HSBC Portföy Genel Müdürü Namık Aksel, Türkiye'nin faiz oranlarıyla gelişmekte olan ülkelerden bile kaynak çekebilir hale geldiğini söyledi.

YAYINLAMA
GÜNCELLEME

 

 

Ece CEYHUN

İSTANBUL - HSBC Portföy Genel Müdürü Namık Aksel, tasarruf birikimi olan ülkelerin yatırımcılarının ağırlıklı sabit getirili yatırım araçlarına olmak üzere yüksek faiz veren gelişmekte olan ülkelere para akıttığını söyledi. Bu ülkelerin kurumsal yatırımcılarının ise hisse senetlerine yatırım yaptığı bir süreç yaşandığını kaydeden Aksel, "Özellikle Türkiye, yüzde 7-8 civarındaki faizleriyle gelişmekte olan ülkelerden bile para çeken ülke konumuna geldi. Hep konuşulan Orta Doğu'daki yatırımcının ilgisi de artık gerçek oluyor. Körfez'den müşteri gelmeye başladı ve yavaş yavaş hesap açıyorlar. Körfez ilgisi realize olmaya başladı" dedi.
HSBC Portföy Yönetimi Genel Müdürü Namık Aksel ile hem piyasadaki gelişmeleri hem de hedeflerini konuştuk. Aksel, birinci ve ikinci niceliksel parasal gevşemede olduğu kadar kuvvetli olmasa da Fed'in ve ECB'nin adımlarının toplamda gelişmekte olan piyasaları destekleyici adımlar olduğunu kaydederek "Dünyadaki yüksek likidite, düşük büyüme ve düşük enflasyon ortamı Türkiye gibi gelişmekte olan ülkelere çok yarıyor. Türkiye'ye ise biraz daha çok yarıyor. Çünkü, dünyada bu aralar pek bulunmayan canlı bir iç talebi var. İyi bir büyüme hikayesi var. Canlı sektörleri var. Bölgesindeki ülkelere göre son derece çeşitlendirilmiş bir ekonomisi var. Ve istikrarlı bir hükümeti var. Türkiye'nin hikayesi güzel duruyor" değerlendirmesinde bulundu. Nitekim yılbaşından beri İMKB'de prim yüzde 30'lar seviyesinde bulunurken faiz yüzde 11'lerden yüzde 7.5'lara geldi.

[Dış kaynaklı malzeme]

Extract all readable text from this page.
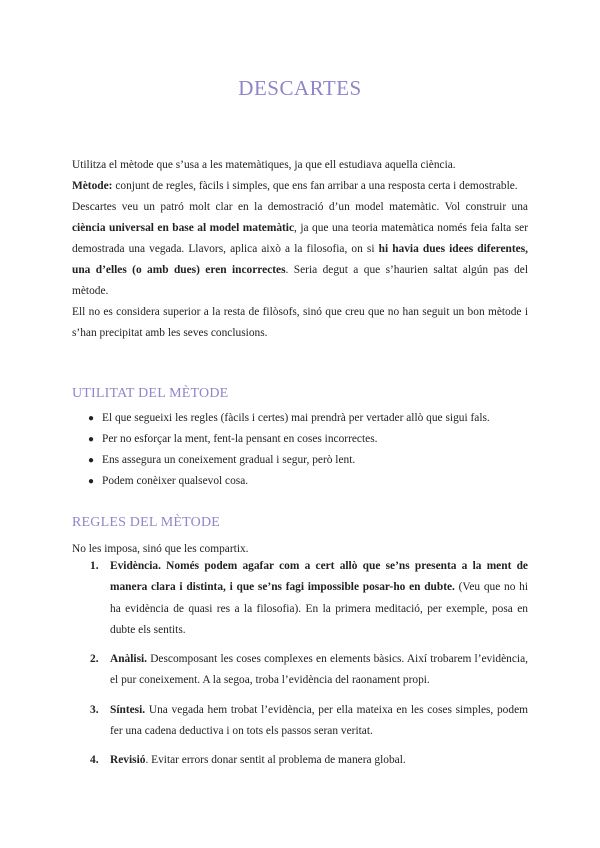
DESCARTES

Utilitza el mètode que s’usa a les matemàtiques, ja que ell estudiava aquella ciència.

Mètode: conjunt de regles, fàcils i simples, que ens fan arribar a una resposta certa i demostrable.

Descartes veu un patró molt clar en la demostració d’un model matemàtic. Vol construir una ciència universal en base al model matemàtic, ja que una teoria matemàtica només feia falta ser demostrada una vegada. Llavors, aplica això a la filosofia, on si hi havia dues idees diferentes, una d’elles (o amb dues) eren incorrectes. Seria degut a que s’haurien saltat algún pas del mètode.

Ell no es considera superior a la resta de filòsofs, sinó que creu que no han seguit un bon mètode i s’han precipitat amb les seves conclusions.

UTILITAT DEL MÈTODE
● El que segueixi les regles (fàcils i certes) mai prendrà per vertader allò que sigui fals.
● Per no esforçar la ment, fent-la pensant en coses incorrectes.
● Ens assegura un coneixement gradual i segur, però lent.
● Podem conèixer qualsevol cosa.
REGLES DEL MÈTODE

No les imposa, sinó que les compartix.

1. Evidència. Només podem agafar com a cert allò que se’ns presenta a la ment de manera clara i distinta, i que se’ns fagi impossible posar-ho en dubte. (Veu que no hi ha evidència de quasi res a la filosofia). En la primera meditació, per exemple, posa en dubte els sentits.
2. Anàlisi. Descomposant les coses complexes en elements bàsics. Així trobarem l’evidència, el pur coneixement. A la segoa, troba l’evidència del raonament propi.
3. Síntesi. Una vegada hem trobat l’evidència, per ella mateixa en les coses simples, podem fer una cadena deductiva i on tots els passos seran veritat.
4. Revisió. Evitar errors donar sentit al problema de manera global.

Suriye'yi yatırımcı fiyatlamıyor
Suriye ile geçen hafta yaşanan gerginliğin hatırlatılması üzerine Aksel, "Suriye gibi politik olayları 'fiyatlandı' olarak değil 'fiyatlanmıyor' diye yorumluyorum. Fiyatlanmıyor çünkü geçici olarak görülüyor. Orta Doğu da böyle bir sınır ötesi harekette pat diye savaş çıkmıyor. Dengeler o kadar kolay bozulmuyor. Türkiye'nin yönü belli. Daha önce de gerginlikler oldu. Burada pek çok varsayım konuşulabilir. Kesin olan bir şey var. Piyasalara çok fazla yansımıyor. Bölgedeki siyasi tansiyon çok fazla fiyatlanmıyor. Şöyle oluyor; alım yapacakken duruyor ama elindekini satmıyor. Sonuçta sene başından bugüne yabancı yatırımcıların bono yatırımı tarihi zirvesine ulaştı. 12.2 milyar dolarlık bir rakama gelindi. Hisse senedine 2.8 milyar dolara yakın giriş oldu. Toplamda 15 milyar dolarlık portföy girişi oldu. Bugünden yarına ürkmüyorlar. Özellikle tahvildeki paralar ürkmüyor. Tam tersine perşembe günkü hareketten sonra giriş gördük. Suriye haberi girmek isteyenlere fırsat vermiş gibi bile göründü."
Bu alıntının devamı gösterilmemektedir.